Atomic scale visualization of topological spin textures in the chiral magnet MnGe

TL;DR

This study uses spin polarized scanning tunneling microscopy to visualize and analyze topological spin textures in MnGe thin films at the atomic scale, revealing domain structures, their manipulation, and correlation with surface strain.

Contribution

It provides the first atomic-scale imaging of topological magnetic textures in MnGe and links surface structures with three-dimensional magnetic configurations and controllable topological states.

Findings

Identification of helical stripe domains and domain walls in MnGe

Discovery of target-like and pi-like topological spin textures

Reversible manipulation of spin textures via current, voltage, and magnetic field

Abstract

Spin polarized scanning tunneling microscopy is used to directly image topological magnetic textures in thin films of MnGe, and to correlate the magnetism with structure probed at the atomic-scale.
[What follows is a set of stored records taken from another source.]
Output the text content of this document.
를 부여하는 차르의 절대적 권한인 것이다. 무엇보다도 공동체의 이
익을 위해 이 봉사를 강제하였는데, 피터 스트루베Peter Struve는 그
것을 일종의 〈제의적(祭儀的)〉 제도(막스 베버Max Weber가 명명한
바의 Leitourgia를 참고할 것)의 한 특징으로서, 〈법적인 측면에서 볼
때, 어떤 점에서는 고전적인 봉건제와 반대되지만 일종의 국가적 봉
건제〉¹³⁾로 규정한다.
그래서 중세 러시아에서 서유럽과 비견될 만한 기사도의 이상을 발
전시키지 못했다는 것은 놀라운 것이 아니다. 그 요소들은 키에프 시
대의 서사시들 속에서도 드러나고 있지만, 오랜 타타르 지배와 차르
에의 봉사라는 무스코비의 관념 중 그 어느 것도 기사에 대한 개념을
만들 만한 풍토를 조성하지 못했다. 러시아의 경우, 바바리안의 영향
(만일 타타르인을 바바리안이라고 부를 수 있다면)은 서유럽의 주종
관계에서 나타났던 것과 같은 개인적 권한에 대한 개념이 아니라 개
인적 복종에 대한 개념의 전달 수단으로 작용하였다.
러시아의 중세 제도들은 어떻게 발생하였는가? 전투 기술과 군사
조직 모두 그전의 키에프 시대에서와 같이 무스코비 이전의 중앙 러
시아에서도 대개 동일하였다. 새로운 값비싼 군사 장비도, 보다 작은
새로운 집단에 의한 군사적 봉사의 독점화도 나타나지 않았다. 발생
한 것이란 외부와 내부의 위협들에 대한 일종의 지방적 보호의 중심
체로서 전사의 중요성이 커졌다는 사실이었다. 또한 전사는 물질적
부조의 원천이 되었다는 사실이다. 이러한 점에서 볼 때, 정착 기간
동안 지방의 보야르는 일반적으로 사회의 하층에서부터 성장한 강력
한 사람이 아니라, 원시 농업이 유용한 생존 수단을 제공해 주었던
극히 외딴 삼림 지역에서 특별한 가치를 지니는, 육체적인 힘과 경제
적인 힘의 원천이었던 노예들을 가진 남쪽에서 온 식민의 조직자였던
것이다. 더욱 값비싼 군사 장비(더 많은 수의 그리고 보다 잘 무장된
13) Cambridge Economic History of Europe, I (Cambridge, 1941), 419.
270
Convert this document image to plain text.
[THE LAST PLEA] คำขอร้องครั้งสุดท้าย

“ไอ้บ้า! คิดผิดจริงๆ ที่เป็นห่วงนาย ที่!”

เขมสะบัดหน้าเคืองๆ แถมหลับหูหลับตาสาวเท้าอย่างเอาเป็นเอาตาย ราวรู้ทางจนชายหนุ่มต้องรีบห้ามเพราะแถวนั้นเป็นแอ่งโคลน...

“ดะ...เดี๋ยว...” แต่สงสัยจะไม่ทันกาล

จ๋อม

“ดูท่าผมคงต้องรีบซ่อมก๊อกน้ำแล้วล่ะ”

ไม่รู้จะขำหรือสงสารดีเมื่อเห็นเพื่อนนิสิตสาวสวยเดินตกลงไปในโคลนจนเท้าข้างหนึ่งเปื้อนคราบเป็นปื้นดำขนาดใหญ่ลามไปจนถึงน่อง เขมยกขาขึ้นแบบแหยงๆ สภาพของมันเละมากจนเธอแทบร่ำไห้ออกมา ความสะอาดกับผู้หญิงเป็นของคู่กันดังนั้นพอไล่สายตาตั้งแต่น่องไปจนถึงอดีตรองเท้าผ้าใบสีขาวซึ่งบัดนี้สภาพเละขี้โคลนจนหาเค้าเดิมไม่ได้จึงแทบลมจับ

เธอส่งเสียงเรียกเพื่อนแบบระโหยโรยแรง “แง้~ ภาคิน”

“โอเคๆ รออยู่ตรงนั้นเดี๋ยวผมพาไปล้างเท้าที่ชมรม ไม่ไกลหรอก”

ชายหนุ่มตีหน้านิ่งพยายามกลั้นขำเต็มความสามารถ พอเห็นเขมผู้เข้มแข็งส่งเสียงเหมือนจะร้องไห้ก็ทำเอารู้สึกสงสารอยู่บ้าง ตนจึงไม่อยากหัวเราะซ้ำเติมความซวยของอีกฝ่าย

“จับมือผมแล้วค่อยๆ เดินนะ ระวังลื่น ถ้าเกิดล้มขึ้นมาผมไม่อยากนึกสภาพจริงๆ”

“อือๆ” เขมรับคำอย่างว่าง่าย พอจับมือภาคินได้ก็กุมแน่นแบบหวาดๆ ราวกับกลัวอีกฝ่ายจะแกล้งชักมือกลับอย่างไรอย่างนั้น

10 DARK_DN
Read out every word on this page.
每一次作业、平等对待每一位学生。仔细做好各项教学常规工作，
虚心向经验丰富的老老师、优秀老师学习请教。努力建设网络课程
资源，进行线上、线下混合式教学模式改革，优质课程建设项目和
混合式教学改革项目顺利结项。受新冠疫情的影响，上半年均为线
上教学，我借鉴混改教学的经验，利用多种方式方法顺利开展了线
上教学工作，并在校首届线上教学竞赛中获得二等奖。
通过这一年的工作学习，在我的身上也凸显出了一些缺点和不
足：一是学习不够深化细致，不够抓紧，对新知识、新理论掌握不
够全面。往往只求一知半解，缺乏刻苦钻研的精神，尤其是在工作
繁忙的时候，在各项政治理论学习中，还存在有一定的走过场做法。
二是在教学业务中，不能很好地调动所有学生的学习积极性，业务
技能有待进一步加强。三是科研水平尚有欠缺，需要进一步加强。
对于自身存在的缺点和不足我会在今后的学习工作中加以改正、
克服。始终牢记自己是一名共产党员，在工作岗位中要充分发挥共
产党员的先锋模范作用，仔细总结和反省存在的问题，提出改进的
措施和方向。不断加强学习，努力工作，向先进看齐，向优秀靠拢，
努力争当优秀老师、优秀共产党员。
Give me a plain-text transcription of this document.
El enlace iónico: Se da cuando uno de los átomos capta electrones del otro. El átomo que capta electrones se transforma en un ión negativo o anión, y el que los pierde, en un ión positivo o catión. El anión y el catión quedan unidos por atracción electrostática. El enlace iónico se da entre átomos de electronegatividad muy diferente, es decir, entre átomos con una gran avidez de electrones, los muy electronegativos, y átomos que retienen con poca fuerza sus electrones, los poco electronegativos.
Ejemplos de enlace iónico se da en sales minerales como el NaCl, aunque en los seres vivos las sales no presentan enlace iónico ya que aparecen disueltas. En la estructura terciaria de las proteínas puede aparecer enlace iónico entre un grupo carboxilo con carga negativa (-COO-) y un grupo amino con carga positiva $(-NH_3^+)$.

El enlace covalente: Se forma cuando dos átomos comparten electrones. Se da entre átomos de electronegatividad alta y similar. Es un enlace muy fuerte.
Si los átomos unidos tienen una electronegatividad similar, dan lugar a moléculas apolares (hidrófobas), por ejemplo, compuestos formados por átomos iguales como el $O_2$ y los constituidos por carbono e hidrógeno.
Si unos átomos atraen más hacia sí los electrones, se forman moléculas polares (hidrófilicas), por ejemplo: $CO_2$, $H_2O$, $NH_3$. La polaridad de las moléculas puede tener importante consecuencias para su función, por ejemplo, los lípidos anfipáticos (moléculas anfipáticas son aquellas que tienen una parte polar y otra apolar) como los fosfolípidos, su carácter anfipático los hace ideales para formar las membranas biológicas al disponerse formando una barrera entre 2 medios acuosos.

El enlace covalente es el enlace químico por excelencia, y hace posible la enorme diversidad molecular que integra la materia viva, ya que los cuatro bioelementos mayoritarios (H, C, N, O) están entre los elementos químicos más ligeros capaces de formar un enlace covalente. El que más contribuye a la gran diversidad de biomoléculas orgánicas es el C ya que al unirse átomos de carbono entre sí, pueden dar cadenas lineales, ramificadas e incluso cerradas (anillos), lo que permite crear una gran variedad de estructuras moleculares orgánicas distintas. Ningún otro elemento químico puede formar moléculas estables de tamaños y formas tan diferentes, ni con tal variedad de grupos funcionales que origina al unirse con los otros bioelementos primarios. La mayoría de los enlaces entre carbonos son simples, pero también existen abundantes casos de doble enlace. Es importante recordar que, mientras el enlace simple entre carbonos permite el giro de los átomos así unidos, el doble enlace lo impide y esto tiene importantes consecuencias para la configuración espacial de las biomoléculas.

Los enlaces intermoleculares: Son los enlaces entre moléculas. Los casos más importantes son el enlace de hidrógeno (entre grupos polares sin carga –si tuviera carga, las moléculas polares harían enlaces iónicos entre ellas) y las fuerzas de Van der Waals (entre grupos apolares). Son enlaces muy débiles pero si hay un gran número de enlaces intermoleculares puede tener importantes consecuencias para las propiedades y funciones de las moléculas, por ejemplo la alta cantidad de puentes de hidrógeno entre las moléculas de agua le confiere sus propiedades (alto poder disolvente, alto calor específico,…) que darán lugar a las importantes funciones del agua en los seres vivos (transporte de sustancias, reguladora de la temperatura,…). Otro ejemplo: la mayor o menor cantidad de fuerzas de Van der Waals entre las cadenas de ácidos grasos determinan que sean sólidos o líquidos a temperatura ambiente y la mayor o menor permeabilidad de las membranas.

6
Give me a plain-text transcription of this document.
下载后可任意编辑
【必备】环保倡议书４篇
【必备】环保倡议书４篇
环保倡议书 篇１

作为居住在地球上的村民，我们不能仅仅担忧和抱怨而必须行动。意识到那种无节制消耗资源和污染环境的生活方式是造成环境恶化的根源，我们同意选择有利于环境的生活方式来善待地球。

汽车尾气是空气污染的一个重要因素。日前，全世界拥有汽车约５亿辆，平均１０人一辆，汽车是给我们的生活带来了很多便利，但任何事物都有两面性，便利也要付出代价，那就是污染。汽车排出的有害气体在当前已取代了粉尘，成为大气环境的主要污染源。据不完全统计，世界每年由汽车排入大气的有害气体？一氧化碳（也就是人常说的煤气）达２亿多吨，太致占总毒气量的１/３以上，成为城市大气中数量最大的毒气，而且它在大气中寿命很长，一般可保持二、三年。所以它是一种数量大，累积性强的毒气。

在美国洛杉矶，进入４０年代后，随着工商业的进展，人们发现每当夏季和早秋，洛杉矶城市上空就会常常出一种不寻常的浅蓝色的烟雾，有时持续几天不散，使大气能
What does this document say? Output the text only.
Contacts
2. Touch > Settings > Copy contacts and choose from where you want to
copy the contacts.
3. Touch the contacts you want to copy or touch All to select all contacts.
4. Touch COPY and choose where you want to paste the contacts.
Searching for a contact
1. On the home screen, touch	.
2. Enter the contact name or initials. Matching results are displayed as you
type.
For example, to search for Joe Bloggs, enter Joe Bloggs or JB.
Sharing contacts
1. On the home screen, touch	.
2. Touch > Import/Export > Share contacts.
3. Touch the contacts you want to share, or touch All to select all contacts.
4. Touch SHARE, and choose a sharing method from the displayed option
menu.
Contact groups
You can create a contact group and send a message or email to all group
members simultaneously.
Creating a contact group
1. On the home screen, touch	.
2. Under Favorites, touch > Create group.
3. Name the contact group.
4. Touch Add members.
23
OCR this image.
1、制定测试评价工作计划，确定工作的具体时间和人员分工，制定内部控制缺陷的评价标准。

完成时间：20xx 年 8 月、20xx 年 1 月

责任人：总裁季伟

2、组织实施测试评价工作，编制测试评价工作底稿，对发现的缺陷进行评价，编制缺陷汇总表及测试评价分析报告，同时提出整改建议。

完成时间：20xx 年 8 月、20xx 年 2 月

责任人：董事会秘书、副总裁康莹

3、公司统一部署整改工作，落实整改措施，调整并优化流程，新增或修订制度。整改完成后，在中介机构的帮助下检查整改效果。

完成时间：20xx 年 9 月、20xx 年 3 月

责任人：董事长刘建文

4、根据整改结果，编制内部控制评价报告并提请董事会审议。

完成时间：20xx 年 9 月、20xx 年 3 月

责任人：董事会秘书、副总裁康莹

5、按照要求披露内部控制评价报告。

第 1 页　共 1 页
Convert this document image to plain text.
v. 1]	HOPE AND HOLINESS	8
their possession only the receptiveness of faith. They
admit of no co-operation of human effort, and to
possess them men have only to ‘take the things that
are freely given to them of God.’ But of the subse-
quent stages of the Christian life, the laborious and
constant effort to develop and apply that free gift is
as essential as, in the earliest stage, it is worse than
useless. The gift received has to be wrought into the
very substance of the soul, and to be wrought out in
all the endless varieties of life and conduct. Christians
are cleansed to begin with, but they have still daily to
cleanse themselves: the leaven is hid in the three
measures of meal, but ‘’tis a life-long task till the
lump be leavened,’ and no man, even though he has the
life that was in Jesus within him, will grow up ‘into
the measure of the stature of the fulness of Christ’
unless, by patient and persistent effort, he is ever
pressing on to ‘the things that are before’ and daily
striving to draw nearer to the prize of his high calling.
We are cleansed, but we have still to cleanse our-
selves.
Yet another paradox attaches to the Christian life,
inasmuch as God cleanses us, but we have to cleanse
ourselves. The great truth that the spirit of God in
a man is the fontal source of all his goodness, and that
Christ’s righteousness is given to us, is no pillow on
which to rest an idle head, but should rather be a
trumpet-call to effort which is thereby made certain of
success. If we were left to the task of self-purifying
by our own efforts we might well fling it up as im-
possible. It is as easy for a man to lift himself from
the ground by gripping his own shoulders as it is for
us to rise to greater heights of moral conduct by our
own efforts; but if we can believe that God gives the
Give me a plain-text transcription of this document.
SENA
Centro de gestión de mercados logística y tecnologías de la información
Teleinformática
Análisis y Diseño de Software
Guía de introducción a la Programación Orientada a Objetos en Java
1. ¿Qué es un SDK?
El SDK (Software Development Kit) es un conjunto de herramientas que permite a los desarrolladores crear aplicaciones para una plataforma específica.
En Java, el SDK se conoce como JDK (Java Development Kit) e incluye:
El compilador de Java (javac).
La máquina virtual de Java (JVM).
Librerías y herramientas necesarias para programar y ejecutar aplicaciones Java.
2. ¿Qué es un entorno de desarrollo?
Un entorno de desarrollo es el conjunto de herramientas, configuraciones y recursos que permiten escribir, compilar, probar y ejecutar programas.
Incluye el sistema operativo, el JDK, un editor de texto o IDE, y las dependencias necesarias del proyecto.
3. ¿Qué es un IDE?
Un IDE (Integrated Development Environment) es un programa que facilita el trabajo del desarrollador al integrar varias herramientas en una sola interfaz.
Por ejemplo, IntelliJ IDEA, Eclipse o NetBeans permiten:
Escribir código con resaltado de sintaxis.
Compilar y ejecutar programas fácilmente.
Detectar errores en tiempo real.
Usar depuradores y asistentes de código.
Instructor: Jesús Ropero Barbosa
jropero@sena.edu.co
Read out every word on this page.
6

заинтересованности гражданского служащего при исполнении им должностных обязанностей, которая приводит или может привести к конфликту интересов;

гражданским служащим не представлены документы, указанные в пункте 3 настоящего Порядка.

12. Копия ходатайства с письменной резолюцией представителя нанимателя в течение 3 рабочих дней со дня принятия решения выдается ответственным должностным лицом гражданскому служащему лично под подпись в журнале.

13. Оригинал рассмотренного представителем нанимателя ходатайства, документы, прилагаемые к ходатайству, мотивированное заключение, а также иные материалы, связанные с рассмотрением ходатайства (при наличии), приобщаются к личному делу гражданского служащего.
Our images indicate helical stripe domains, each characterized by a single wavevector Q, and their associated helimagnetic domain walls, in contrast to the 3Q magnetic state seen in the bulk. Combining our surface measurements with micromagnetic modeling, we deduce the three-dimensional orientation of the helical wavevectors and gain detailed understanding of the structure of individual domain walls and their intersections. We find that three helical domains meet in two distinct ways to produce either a "target-like" or a "pi-like" topological spin texture, and correlate these with local strain on the surface. We further show that the target-like texture can be reversibly manipulated through either current/voltage pulsing or applied magnetic field, a promising step toward future applications.